We are sharing two posts today so please read both this story and the post about Virginia’s History.
As a protective measure, Chief usually walks ahead of me while we hike the Appalachian Trail. He says he watches for animals and any other trail danger, but on Day 56 Chief unknowingly walked right past a hazard. It didn’t make a movement or a sound as I hiked merrily along with a carefree spirit. When I approached, the rattling sound was unmistakable and I knew immediately it was an Eastern rattlesnake. I froze in my tracks, heart pounding, and visually took a quick scan to the left side of the trail to see where the rattlesnake was located. My fear was heightened when I saw the rattlesnake was positioned less than two feet from my left leg and its head was poised in a strike position. In a split second the following thoughts went through my mind: This isn’t good. Chief hasn’t heard the snake. He’s moving on. How do I get his attention? That snake is a big sucker. 3 feet or longer. It’s darker colored and fatter than I expected a rattler to be. The rattling sound is SO loud. I could very likely get bit and die. Lord, I need some help here… I mentally jerked back and very slowly took one step to the right. The rattlesnake didn’t move except for that loud tail. I took a second step to the right, then a third. I then yelled to Chief that there was a rattlesnake. He came running back up the trail telling me to keep moving slowly. I made a wide circle and came in behind him on the trail. He then saw the rattlesnake and exclaimed, “Wow that’s a big one! I need to get a picture of that!” Meanwhile I am on the verge of a mini stroke and trying to breathe again, only to watch Chief get closer to the rattlesnake I thought might kill me! I can only say that I am grateful for all the prayers from family, friends and blog followers for our protection.

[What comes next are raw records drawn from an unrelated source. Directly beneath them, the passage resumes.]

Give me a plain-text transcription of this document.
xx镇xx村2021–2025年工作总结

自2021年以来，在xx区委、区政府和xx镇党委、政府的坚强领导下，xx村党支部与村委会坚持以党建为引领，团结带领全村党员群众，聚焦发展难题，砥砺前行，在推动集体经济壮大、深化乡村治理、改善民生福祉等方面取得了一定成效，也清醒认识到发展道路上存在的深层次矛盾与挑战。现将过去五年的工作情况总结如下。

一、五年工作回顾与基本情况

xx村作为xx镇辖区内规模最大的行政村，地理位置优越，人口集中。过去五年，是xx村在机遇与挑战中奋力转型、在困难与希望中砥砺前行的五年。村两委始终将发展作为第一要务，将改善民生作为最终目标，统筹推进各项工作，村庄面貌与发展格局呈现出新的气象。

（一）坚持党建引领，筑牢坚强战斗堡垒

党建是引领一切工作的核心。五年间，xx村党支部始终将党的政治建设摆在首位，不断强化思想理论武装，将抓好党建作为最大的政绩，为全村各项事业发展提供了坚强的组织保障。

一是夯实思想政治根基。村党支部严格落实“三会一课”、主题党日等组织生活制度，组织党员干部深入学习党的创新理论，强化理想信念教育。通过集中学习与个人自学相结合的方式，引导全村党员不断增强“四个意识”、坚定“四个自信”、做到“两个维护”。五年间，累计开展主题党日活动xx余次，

On Day 58, Chief and I hiked one of the most challenging areas on the Appalachian Trail. Dragons Tooth is a particularly dangerous outcrop of rocks and boulders that required more rock climbing skills than we’ve had to use in hiking 695 miles to this point. The high point resembles a dragon’s tooth and was named by Tom Campbell who was active during the 1930s-1950s on the A.T. After receiving advance warning of this hiking challenge, we contacted 4 Pines Hostel about picking up our backpacks early that morning so that we could slackpack this section. That decision turned out to be a lifesaver as we spent a portion of the day climbing up and down some very high and steep rock faces. Doing so with a pack would have been nearly impossible for us.
There were other snares that we have experienced recently on the A.T. Chief was hiking through one very rocky area of the trail when his trekking pole got stuck and snapped in half. That action caused him to lose balance under the weight of a 40-pound backpack and he fell backwards onto the rocks. No such luck that he would come down on his backpack, rather he hit his tailbone. Having survived that incident, the next day we were hiking on the top of Bushy Mountain when the sky turned dark and it began to thunder and lightning. We were traversing some steep rock faces and tried to get through before it rained. The downpour came so quickly and forcefully and the wind was so strong that we put on our raincoats and hunkered down for fifteen minutes to keep from being blown down the rocky side. Storms seem to be a reoccurring theme with us while on mountain summits! This storm was thankfully short-lived and we continued hiking, dripping wet, but otherwise unscathed.
Although there are obvious dangers on the Appalachian Trail, God is always our protector and the source of our strength. By His grace, we have hiked 725 miles in the past two months, which is about 1/3 of the A.T.’s total miles. Our adventure has brought us all the way to Daleville, Virginia and we are taking a couple days off the trail to visit our daughter’s family in the northern part of the state. We sincerely thank you for your continued encouragement and prayers! On Saturday we continue hiking northbound in Virginia. We remain…
Securely in God’s Grip, Chief and Toad
Toad and Chief- I am thoroughly enjoying your stories. Toad, you are such an excellent writer. You could easily have a career as a writer. Thanks too for blending in your genuine faith in God and examples of how He is protecting and keeping you. THANKS!!
This posting is a good reminder to pray very fervently for health and safety! I would hope that the further north you go that there would be less chance of rattlers?!? What about bears in the north? Praying for Achilles, blisters, tailbones, shoulders and more! Enjoy Bre and fam! Love you, John and Jill
J M Gurney
Glad you are safe, minus a few scares and aches. I am amazed at the number of hikers you meet on the trail and in hostels. I tease Aunt R about her hallway freeway, and now when I think of you, I think of the A.T. freeway! I’m sure you don’t see all the hikers till you rest. Enjoy your time with Bre. Thanks for the update on miles! Love and prayers, D & D
Rattle snake!!! Mark says he was all set to do the last half with you, but now he has decided against it! Disney here we come! No snakes, just mice!!
Hope Mike’s “tail” is better soon. Can you find a stick the same length as the hiking stick?!?!?!
(Mark says Eagles and Wings has a new hiking section in their stores. We were getting our gears there!!)